Other than Allah, Muhammad is the main person of interest in the Koran. Which brings us back to the place of Jesus in the Koran. The truth is, he plays only a minor role. He is mentioned as one of the prophets on several occasions, and on a few other occasions he is given some lines to speak. On one of these occasions he assures Allah that he did not ever claim to be God: “I could never have claimed what I have no right to” (5:116).

Jesus has a place in the Koran, but only because he knows his place. His role is to remove the main obstacle to Muhammad’s claim of prophethood. Who better than Jesus to renounce Jesus’ claim to Sonship and thereby clear the way for Muhammad to be the seal of the prophets?

But, in stripping Jesus of his divinity, Muhammad also managed to strip him of his humanity. The Jesus of the Koran is simply not an interesting person. Indeed he hardly qualifies as a person. He seems more like a disembodied voice.

When Christians hear that Jesus is in the Koran, they assume that he must be someone like the Jesus of the Gospels. Thus they can reassure themselves that although Muslims don’t accept Christ’s divinity, they will at least become familiar with his life. Anyone who bothers to read the Koran, however, will be quickly disabused of that notion. There is no life of Jesus in the Koran. There is no slightly altered version of the gospel story. Indeed, there is no story at all—just a few brief appearances in order to make the point that Jesus is only a man, not the Son of God.

This abbreviated treatment of Jesus in the Koran is matched by a diminished view of the human person. In Islam, man is little more than a slave of Allah. He can achieve paradise, but paradise is essentially a heavenly harem. According to the Christian vision, man’s destiny is union with God. According to the Islamic vision, man’s destiny is to copulate.
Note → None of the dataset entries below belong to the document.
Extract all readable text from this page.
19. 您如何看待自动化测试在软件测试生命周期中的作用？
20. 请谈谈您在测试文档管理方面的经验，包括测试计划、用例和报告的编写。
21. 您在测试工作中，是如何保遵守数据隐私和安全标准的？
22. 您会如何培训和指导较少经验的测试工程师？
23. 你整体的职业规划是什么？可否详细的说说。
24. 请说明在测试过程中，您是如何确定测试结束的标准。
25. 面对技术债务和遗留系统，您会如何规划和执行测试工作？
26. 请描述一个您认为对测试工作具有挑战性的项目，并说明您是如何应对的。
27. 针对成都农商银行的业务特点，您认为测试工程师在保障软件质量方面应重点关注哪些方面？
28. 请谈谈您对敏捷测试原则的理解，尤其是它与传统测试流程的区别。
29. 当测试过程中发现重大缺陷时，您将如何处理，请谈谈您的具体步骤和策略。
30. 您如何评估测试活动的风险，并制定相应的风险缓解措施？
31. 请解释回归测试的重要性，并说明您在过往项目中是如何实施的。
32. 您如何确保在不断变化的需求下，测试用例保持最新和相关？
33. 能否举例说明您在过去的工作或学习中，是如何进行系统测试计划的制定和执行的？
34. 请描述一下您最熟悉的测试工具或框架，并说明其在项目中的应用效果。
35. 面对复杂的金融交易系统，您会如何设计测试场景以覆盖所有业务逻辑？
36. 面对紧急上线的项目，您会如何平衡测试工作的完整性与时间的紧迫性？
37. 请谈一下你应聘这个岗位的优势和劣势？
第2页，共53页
In rejecting the Christian doctrine of the Incarnation, Muhammad also rejected the Christian vision of a redeemed humanity. The fact of the Incarnation raised the status of man immeasurably—“no longer a slave but a son, and if a son then an heir” (Gal. 4:7). That’s why Christmas carols are so full of joy. As one hymn reminds us, the night of our Savior’s birth becomes the moment at which “the soul felt its worth.” Thanks to Muhammad’s dismal vision, however, all this is missing in Islam—no “joy to the world,” no “hark the herald angels sing,” no “ding-dong merrily on high.”

In light of the comparative bleakness of the Islamic vision, it is difficult to understand why so many Catholic prelates and theologians insist on identifying Islam as a fellow faith with which we have much in common. Likewise, it’s not easy to comprehend why so many of them want to declare their solidarity with Islam.

Theologically and humanly, Islam represents a giant step backwards. It would take us back to a time when the idea of human dignity was considered laughable—to a time when slavery was unremarkable and women were valued less than men and sometimes less than animals.